[Bioperl-l] Next-Gen and the next point release - updates
Peter
biopython at maubp.freeserve.co.uk
Wed Aug 26 17:16:08 EDT 2009
On Wed, Aug 26, 2009 at 9:36 PM, Chris Fields<cjfields at illinois.edu> wrote:
> All,
>
> I just pushed one very key bit for nextgen sequence analysis to svn, mainly
> parsing of all three FASTQ variants. These can be called by using:
>
> # grabs the FASTQ parser, specifies the Illumina variant
> my $in = Bio::SeqIO->new(-format => 'fastq-illumina',
> -file => 'mydata.fq');
>
> # same, explicitly specifies the Illumina variant
> my $in = Bio::SeqIO->new(-format => 'fastq',
> -variant => 'illumina',
> -file => 'mydata.fq');
>
> # simple 'fastq' format defaults to 'sanger' variant
> my $out = Bio::SeqIO->new(-format => 'fastq',
> -file => '>mydata.fq');
>
> FASTQ works for both input and output. As mentioned before, the
> next_dataset() method also exists for getting simple hashrefs, see the
> module documentation for more.
>
> This was one of the few remaining blockers for the 1.6.1 point release.
> ... If everything looks fine the final point release will follow soon after.
It is looking much better than yesterday - nice work :)
However, there are a few rough edges still.

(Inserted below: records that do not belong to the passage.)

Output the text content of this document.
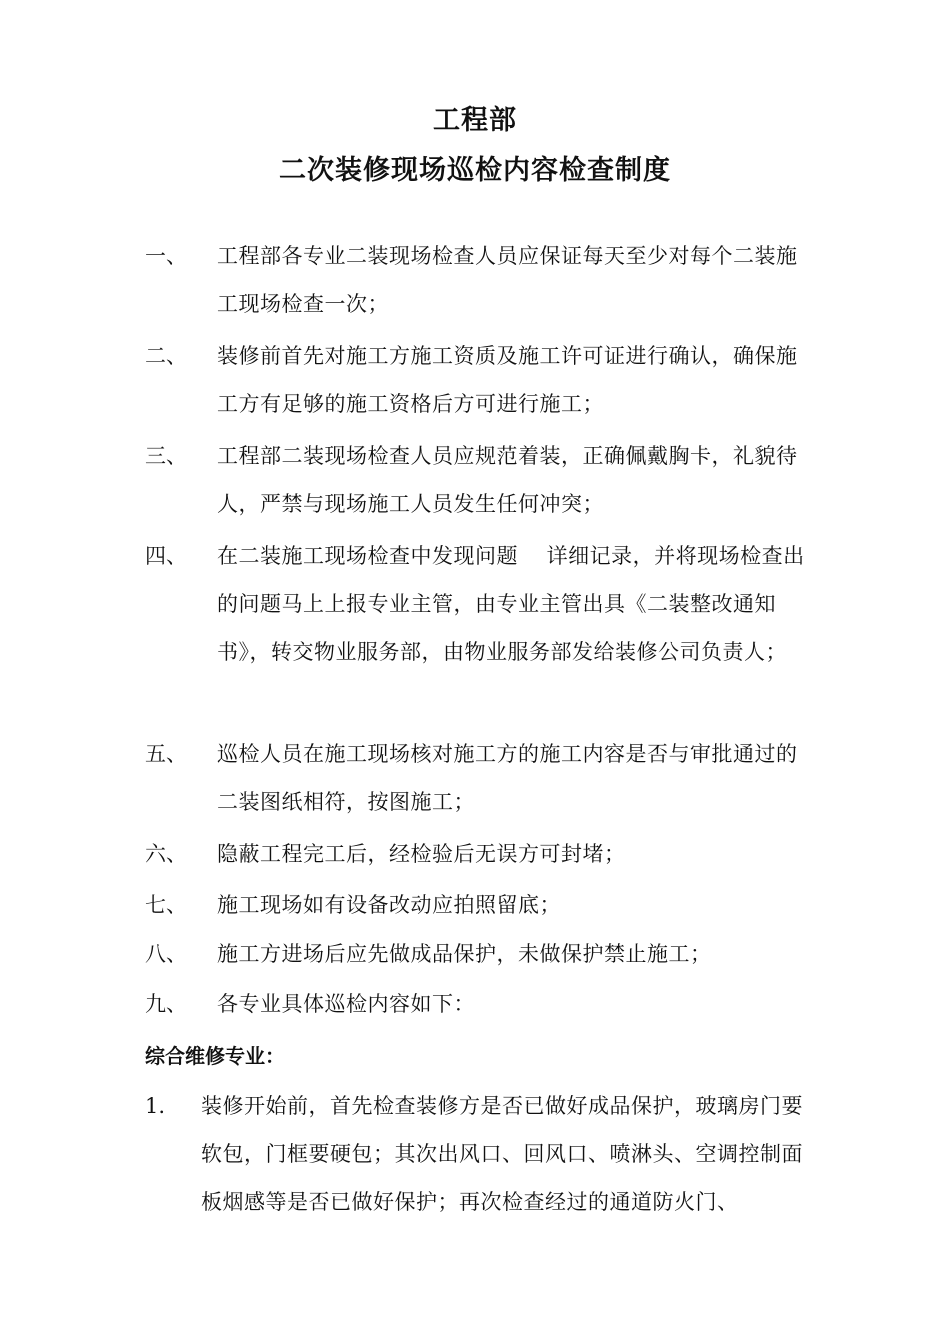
工程部
二次装修现场巡检内容检查制度
一、 工程部各专业二装现场检查人员应保证每天至少对每个二装施工现场检查一次；
二、 装修前首先对施工方施工资质及施工许可证进行确认，确保施工方有足够的施工资格后方可进行施工；
三、 工程部二装现场检查人员应规范着装，正确佩戴胸卡，礼貌待人，严禁与现场施工人员发生任何冲突；
四、 在二装施工现场检查中发现问题　 详细记录，并将现场检查出的问题马上上报专业主管，由专业主管出具《二装整改通知书》，转交物业服务部，由物业服务部发给装修公司负责人；
五、 巡检人员在施工现场核对施工方的施工内容是否与审批通过的二装图纸相符，按图施工；
六、 隐蔽工程完工后，经检验后无误方可封堵；
七、 施工现场如有设备改动应拍照留底；
八、 施工方进场后应先做成品保护，未做保护禁止施工；
九、 各专业具体巡检内容如下：
综合维修专业：
1. 装修开始前，首先检查装修方是否已做好成品保护，玻璃房门要软包，门框要硬包；其次出风口、回风口、喷淋头、空调控制面板烟感等是否已做好保护；再次检查经过的通道防火门、
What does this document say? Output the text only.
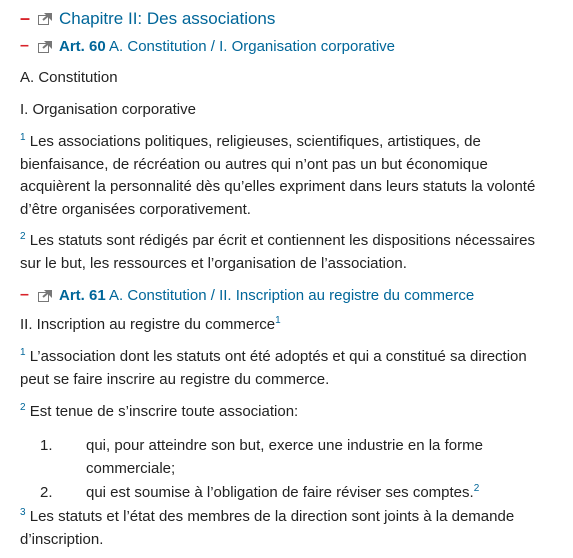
– Chapitre II: Des associations
–	Art. 60 A. Constitution / I. Organisation corporative

A. Constitution

I. Organisation corporative

$^1$ Les associations politiques, religieuses, scientifiques, artistiques, de bienfaisance, de récréation ou autres qui n’ont pas un but économique acquièrent la personnalité dès qu’elles expriment dans leurs statuts la volonté d’être organisées corporativement.

$^2$ Les statuts sont rédigés par écrit et contiennent les dispositions nécessaires sur le but, les ressources et l’organisation de l’association.

–	Art. 61 A. Constitution / II. Inscription au registre du commerce

II. Inscription au registre du commerce$^1$

$^1$ L’association dont les statuts ont été adoptés et qui a constitué sa direction peut se faire inscrire au registre du commerce.

$^2$ Est tenue de s’inscrire toute association:

1.	qui, pour atteindre son but, exerce une industrie en la forme commerciale;
2.	qui est soumise à l’obligation de faire réviser ses comptes.$^2$

$^3$ Les statuts et l’état des membres de la direction sont joints à la demande d’inscription.
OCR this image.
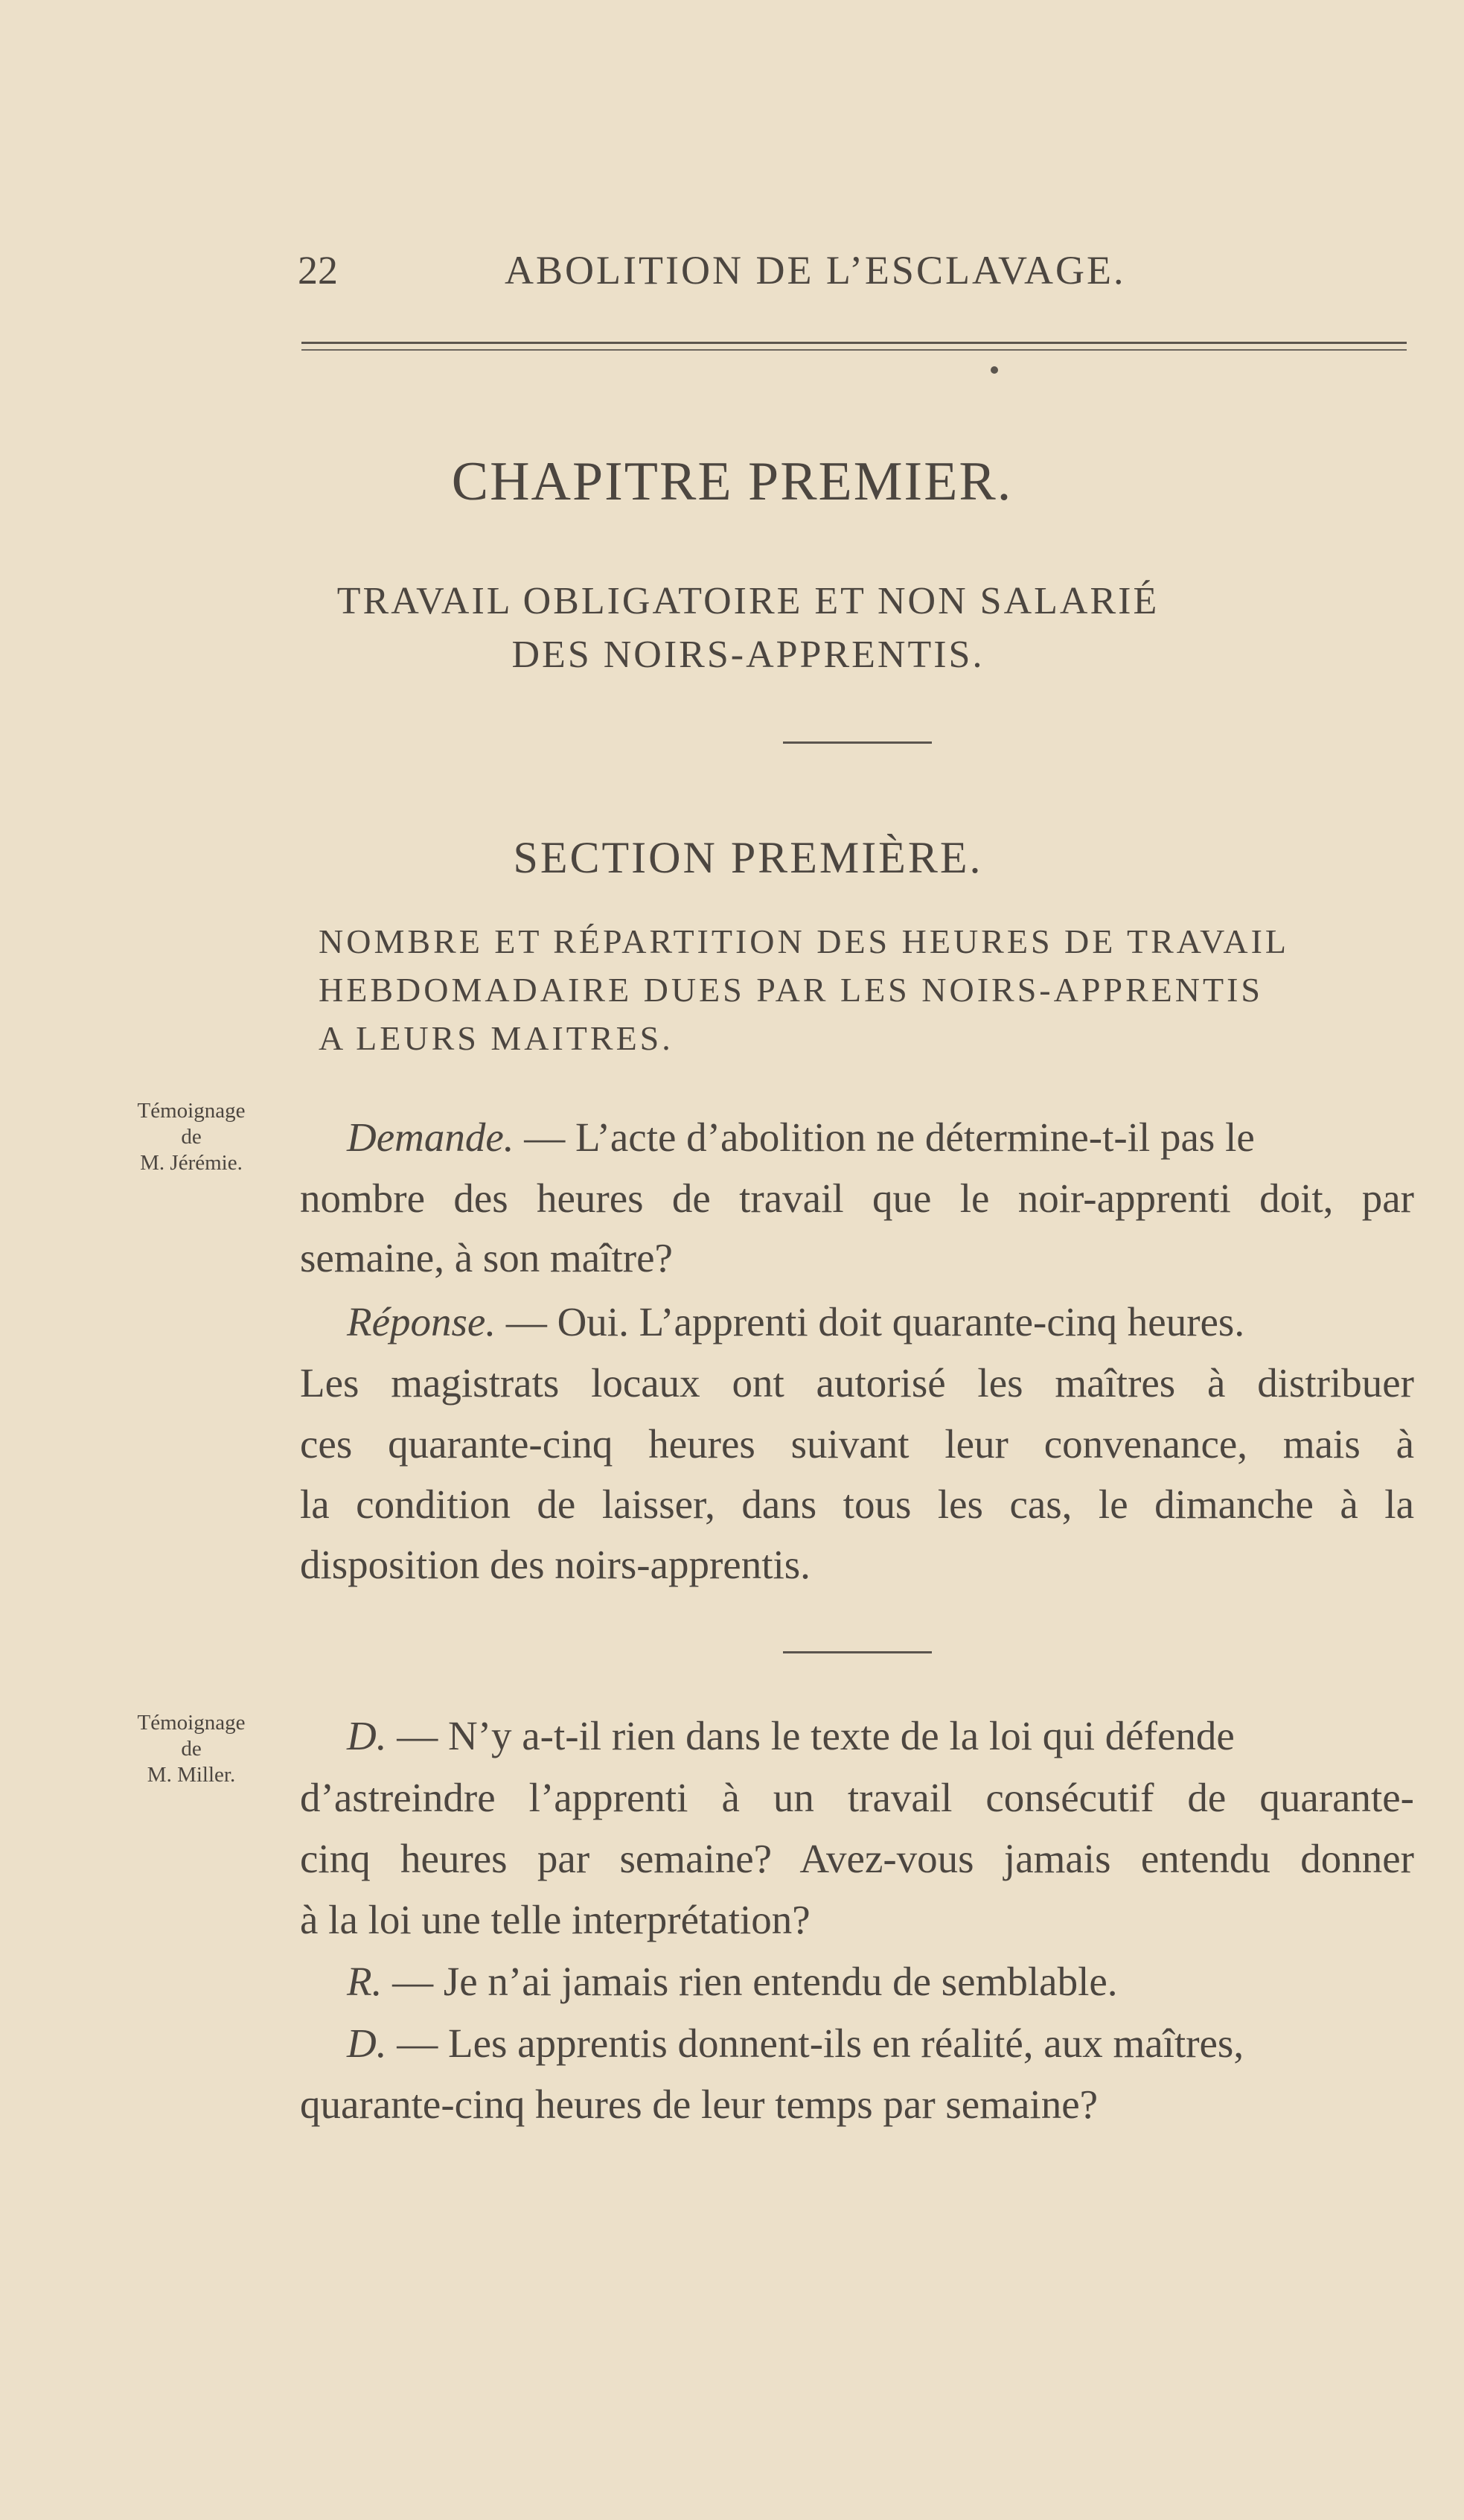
22	ABOLITION DE L’ESCLAVAGE.
CHAPITRE PREMIER.
TRAVAIL OBLIGATOIRE ET NON SALARIÉ
DES NOIRS-APPRENTIS.
SECTION PREMIÈRE.
NOMBRE ET RÉPARTITION DES HEURES DE TRAVAIL
HEBDOMADAIRE DUES PAR LES NOIRS-APPRENTIS
A LEURS MAITRES.
Témoignage
de
M. Jérémie.
Demande. — L’acte d’abolition ne détermine-t-il pas le
nombre des heures de travail que le noir-apprenti doit, par
semaine, à son maître?
Réponse. — Oui. L’apprenti doit quarante-cinq heures.
Les magistrats locaux ont autorisé les maîtres à distribuer
ces quarante-cinq heures suivant leur convenance, mais à
la condition de laisser, dans tous les cas, le dimanche à la
disposition des noirs-apprentis.
Témoignage
de
M. Miller.
D. — N’y a-t-il rien dans le texte de la loi qui défende
d’astreindre l’apprenti à un travail consécutif de quarante-
cinq heures par semaine? Avez-vous jamais entendu donner
à la loi une telle interprétation?
R. — Je n’ai jamais rien entendu de semblable.
D. — Les apprentis donnent-ils en réalité, aux maîtres,
quarante-cinq heures de leur temps par semaine?
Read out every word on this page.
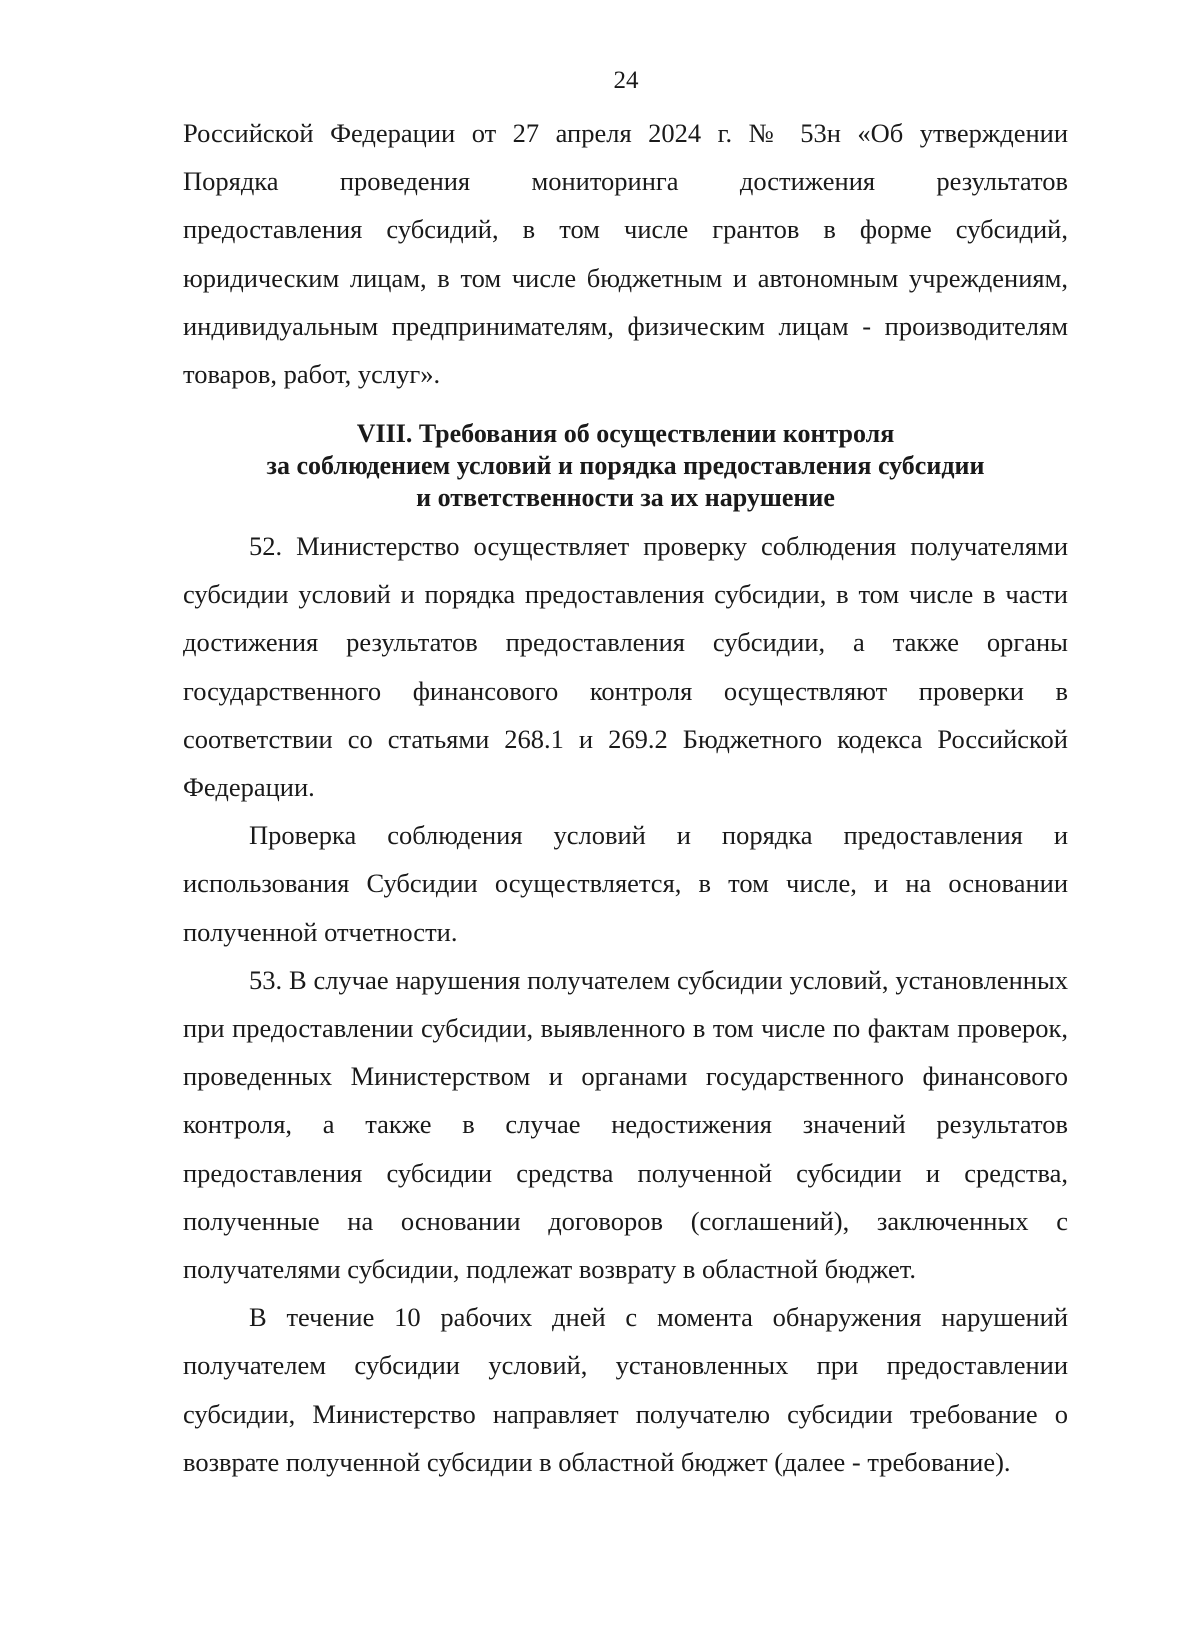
24
Российской Федерации от 27 апреля 2024 г. № 53н «Об утверждении
Порядка проведения мониторинга достижения результатов
предоставления субсидий, в том числе грантов в форме субсидий,
юридическим лицам, в том числе бюджетным и автономным учреждениям,
индивидуальным предпринимателям, физическим лицам - производителям
товаров, работ, услуг».
VIII. Требования об осуществлении контроля
за соблюдением условий и порядка предоставления субсидии
и ответственности за их нарушение

52. Министерство осуществляет проверку соблюдения получателями субсидии условий и порядка предоставления субсидии, в том числе в части достижения результатов предоставления субсидии, а также органы государственного финансового контроля осуществляют проверки в соответствии со статьями 268.1 и 269.2 Бюджетного кодекса Российской Федерации.

Проверка соблюдения условий и порядка предоставления и использования Субсидии осуществляется, в том числе, и на основании полученной отчетности.

53. В случае нарушения получателем субсидии условий, установленных при предоставлении субсидии, выявленного в том числе по фактам проверок, проведенных Министерством и органами государственного финансового контроля, а также в случае недостижения значений результатов предоставления субсидии средства полученной субсидии и средства, полученные на основании договоров (соглашений), заключенных с получателями субсидии, подлежат возврату в областной бюджет.

В течение 10 рабочих дней с момента обнаружения нарушений получателем субсидии условий, установленных при предоставлении субсидии, Министерство направляет получателю субсидии требование о возврате полученной субсидии в областной бюджет (далее - требование).
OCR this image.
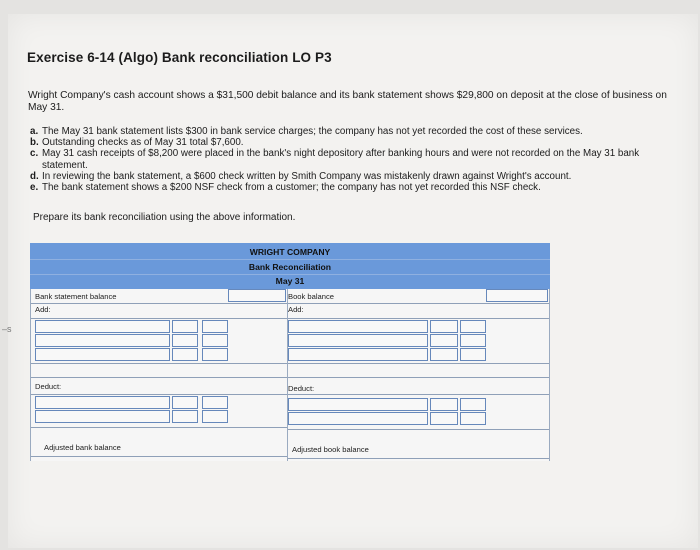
–s
Exercise 6-14 (Algo) Bank reconciliation LO P3

Wright Company's cash account shows a $31,500 debit balance and its bank statement shows $29,800 on deposit at the close of business on May 31.

a. The May 31 bank statement lists $300 in bank service charges; the company has not yet recorded the cost of these services.
b. Outstanding checks as of May 31 total $7,600.
c. May 31 cash receipts of $8,200 were placed in the bank's night depository after banking hours and were not recorded on the May 31 bank statement.
d. In reviewing the bank statement, a $600 check written by Smith Company was mistakenly drawn against Wright's account.
e. The bank statement shows a $200 NSF check from a customer; the company has not yet recorded this NSF check.

Prepare its bank reconciliation using the above information.

WRIGHT COMPANY
Bank Reconciliation
May 31
Bank statement balance
Add:
Deduct:
Adjusted bank balance
Book balance
Add:
Deduct:
Adjusted book balance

===========================
Evil wrapping
===========================
Chris - Did you get the zip file of FASTQ examples I sent off list? One of
these was the evil_wrapping.fastq file already in Biopython CVS/git (under
a new name). This is intended as a real torture test, with line wrapped
quality strings where plenty of the lines start with "+" or "@" characters.
Bioperl doesn't like this file at all - but I have not dug into why.
===========================
Sanger To Illumina 1.3+
===========================
When mapping a Sanger FASTQ file with very high scores to Illumina,
these don't get the maximum value imposes (ASCII 126, tidle). e.g.
$ ./biopython_sanger2illumina < sanger_93.fastq
/usr/local/lib/python2.6/dist-packages/Bio/SeqIO/QualityIO.py:676:
UserWarning: Data loss - max PHRED quality 62 in Illumina FASTQ
warnings.warn("Data loss - max PHRED quality 62 in Illumina FASTQ")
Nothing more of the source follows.